Старик что-то тихо прошамкал беззубым ртом, пригладил пушок на затылке.
— Это можно, молодой человек, токмо не знаю, как начать?
— Были ли в селе или на станции люди, которые вели работу против царя? — подсказал Прошин.
— Знамо, были. И я имел причастность к тому… — Старик помолчал минутку и начал: — После Кровавого воскресенья, стало быть зимой пятого года, в селе Рамзай — тогда оно еще называлось Тужиловкой — возник революционный кружок.
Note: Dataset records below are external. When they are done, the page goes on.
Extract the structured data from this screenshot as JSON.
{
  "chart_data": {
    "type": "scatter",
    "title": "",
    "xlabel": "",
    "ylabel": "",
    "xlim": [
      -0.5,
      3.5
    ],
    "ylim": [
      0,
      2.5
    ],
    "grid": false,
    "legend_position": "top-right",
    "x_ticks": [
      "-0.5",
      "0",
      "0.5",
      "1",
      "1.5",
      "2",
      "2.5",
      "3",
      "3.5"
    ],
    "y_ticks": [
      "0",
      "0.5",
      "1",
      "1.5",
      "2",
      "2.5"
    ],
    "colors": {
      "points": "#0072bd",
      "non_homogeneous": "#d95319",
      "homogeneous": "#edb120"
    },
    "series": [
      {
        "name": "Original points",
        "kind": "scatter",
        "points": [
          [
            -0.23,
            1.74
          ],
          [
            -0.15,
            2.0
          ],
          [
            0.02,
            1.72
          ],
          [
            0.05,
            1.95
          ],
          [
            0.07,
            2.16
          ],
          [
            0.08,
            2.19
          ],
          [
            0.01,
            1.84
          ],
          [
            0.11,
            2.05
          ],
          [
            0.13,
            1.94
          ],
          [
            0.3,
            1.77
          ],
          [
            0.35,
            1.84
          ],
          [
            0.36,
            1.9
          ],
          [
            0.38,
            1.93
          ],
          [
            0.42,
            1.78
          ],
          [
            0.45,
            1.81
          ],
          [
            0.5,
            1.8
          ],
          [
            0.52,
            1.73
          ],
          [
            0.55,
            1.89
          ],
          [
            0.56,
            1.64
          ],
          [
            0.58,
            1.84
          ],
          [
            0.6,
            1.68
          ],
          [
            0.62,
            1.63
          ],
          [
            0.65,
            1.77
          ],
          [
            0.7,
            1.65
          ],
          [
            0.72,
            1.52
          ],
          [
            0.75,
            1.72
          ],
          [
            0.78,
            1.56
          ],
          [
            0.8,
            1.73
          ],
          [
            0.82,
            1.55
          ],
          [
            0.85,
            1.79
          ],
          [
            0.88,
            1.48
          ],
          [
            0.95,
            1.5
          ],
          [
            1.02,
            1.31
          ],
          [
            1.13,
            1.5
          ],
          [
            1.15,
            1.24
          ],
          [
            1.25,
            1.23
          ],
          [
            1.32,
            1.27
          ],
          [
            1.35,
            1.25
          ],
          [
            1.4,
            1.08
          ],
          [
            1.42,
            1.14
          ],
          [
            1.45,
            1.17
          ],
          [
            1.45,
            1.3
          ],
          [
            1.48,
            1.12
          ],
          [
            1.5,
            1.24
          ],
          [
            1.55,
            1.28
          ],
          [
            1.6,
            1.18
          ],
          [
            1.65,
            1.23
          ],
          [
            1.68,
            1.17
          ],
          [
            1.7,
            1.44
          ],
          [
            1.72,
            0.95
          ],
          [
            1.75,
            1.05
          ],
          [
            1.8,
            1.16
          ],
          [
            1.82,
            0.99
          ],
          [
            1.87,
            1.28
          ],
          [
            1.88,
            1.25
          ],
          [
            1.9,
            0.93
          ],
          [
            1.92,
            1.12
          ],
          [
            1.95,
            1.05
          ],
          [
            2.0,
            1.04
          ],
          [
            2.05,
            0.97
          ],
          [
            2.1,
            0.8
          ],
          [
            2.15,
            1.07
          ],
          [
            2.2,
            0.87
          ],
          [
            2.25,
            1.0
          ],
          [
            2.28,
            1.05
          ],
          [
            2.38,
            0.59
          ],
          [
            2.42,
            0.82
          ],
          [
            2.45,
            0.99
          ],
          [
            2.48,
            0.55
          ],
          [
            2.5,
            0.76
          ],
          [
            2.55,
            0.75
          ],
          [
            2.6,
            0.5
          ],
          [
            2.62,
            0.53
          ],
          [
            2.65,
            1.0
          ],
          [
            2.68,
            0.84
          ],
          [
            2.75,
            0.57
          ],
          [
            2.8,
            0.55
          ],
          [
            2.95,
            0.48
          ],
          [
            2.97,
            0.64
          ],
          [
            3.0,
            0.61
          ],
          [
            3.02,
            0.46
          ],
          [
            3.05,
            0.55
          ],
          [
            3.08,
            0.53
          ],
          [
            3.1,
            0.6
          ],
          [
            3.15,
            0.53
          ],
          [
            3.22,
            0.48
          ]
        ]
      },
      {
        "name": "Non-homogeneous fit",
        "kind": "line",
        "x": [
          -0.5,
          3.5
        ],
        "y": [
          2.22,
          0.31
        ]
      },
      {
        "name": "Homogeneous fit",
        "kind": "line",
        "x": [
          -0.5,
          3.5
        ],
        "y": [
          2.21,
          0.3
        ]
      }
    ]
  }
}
Создателем его был Федор Иванович Давыдов, отчаянный мужик. И меня завлекли в тот кружок. Чего мы делали? Собирались, судили да рядили, как бороться с царской властью; разъясняли крестьянам, что под лежачий камень вода не бежит, что надо выступать за свою долю… Устно говорили об этом, раздавали книжки и прокламации, которые, как думается, привозили из Санкт-Петербурга. Человек? В кружке-то? Поначалу в него вошло десять человек. Федор Иванович Давыдов, его брат Ефрем Иванович, Михаил Федорович Ежов, ну я, других уж и не помню.
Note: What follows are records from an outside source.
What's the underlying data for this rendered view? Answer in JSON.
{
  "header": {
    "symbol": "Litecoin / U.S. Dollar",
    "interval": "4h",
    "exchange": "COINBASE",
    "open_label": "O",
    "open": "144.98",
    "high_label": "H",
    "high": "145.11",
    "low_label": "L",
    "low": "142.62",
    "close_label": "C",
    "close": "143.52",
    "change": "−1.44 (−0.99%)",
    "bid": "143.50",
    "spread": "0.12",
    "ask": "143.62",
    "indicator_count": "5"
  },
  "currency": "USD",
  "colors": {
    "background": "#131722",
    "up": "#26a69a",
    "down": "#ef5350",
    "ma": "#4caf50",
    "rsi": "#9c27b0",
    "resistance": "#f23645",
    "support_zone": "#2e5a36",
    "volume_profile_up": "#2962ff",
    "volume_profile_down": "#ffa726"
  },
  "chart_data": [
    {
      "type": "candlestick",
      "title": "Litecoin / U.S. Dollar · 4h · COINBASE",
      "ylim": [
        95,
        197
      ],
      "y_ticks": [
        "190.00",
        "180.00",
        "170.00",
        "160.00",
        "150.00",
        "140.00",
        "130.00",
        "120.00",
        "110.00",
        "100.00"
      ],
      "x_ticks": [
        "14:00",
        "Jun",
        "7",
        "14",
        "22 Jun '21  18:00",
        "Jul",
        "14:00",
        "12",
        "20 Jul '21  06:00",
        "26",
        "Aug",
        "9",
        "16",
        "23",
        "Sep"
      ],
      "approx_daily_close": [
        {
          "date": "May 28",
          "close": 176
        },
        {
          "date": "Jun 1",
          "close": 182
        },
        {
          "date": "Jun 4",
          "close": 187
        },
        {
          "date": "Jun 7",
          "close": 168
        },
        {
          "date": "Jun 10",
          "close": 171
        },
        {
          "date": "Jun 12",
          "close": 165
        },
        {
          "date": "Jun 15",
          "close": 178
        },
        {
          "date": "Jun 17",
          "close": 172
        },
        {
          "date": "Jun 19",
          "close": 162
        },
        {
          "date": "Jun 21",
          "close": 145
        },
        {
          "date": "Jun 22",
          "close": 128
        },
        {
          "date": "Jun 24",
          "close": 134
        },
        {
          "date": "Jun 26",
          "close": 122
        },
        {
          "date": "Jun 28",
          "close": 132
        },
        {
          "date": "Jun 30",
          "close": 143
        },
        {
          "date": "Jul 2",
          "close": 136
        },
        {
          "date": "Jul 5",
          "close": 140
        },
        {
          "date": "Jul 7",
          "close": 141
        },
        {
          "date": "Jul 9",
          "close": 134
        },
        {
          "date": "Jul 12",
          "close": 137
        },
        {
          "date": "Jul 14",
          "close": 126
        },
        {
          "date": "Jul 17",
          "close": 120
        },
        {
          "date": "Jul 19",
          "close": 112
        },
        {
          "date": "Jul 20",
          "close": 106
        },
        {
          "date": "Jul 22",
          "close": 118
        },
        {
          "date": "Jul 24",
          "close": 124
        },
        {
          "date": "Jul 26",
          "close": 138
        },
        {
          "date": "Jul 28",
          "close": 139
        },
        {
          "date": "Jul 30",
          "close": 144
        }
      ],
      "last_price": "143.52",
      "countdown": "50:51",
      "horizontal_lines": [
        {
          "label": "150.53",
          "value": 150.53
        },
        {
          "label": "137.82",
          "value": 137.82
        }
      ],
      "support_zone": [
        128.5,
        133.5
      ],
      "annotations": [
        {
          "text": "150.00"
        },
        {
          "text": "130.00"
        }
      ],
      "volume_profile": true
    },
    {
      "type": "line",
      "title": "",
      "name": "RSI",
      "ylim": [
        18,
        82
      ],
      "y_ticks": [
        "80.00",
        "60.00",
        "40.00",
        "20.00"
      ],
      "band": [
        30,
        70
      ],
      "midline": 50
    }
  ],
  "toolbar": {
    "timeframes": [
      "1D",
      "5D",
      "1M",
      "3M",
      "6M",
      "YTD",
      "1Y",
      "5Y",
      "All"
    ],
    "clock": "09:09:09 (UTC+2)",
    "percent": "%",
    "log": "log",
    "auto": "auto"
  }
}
— Иван Маркович, вот лично вы, что делали по заданию организации?
— Я-то? Принимал от приезжих людей революционные книжки, брошюрки и листовки, хранил их в тайнике… В сенцах у меня был сделан потайной погребок, хитро упрятанный, — пояснил Урядов. — С поручениями руководителя кружка Федора Ивановича ездил в соседние села, там встречался с сочувствующими нам людьми… А по правде сказать, и рамзайские, и крестьяне соседних сел помогали нам. Был такой план: раздобыть оружие и подняться против местных властей. Хотели разгромить усадьбу тужиловского помещика Протасьева. Казалось, все идет как по маслу. И вдруг припожаловали жандармы, и тут началось… Федору Ивановичу Давыдову тогда удалось скрыться, почти все члены кружка были арестованы. Меня тоже заграбастали…
Иван Маркович улыбнулся, вспоминая о далеком прошлом, и продолжал:
— В Рамзае был стражник, по фамилии Селиверстов, отчаянный зверюга и пьянчуга… Вот он меня арестовал. «Попытаешься бежать — пристрелю!» — пригрозил заплетающимся языком. И все-таки я убежал…
— Расскажите, Иван Маркович, как это удалось вам?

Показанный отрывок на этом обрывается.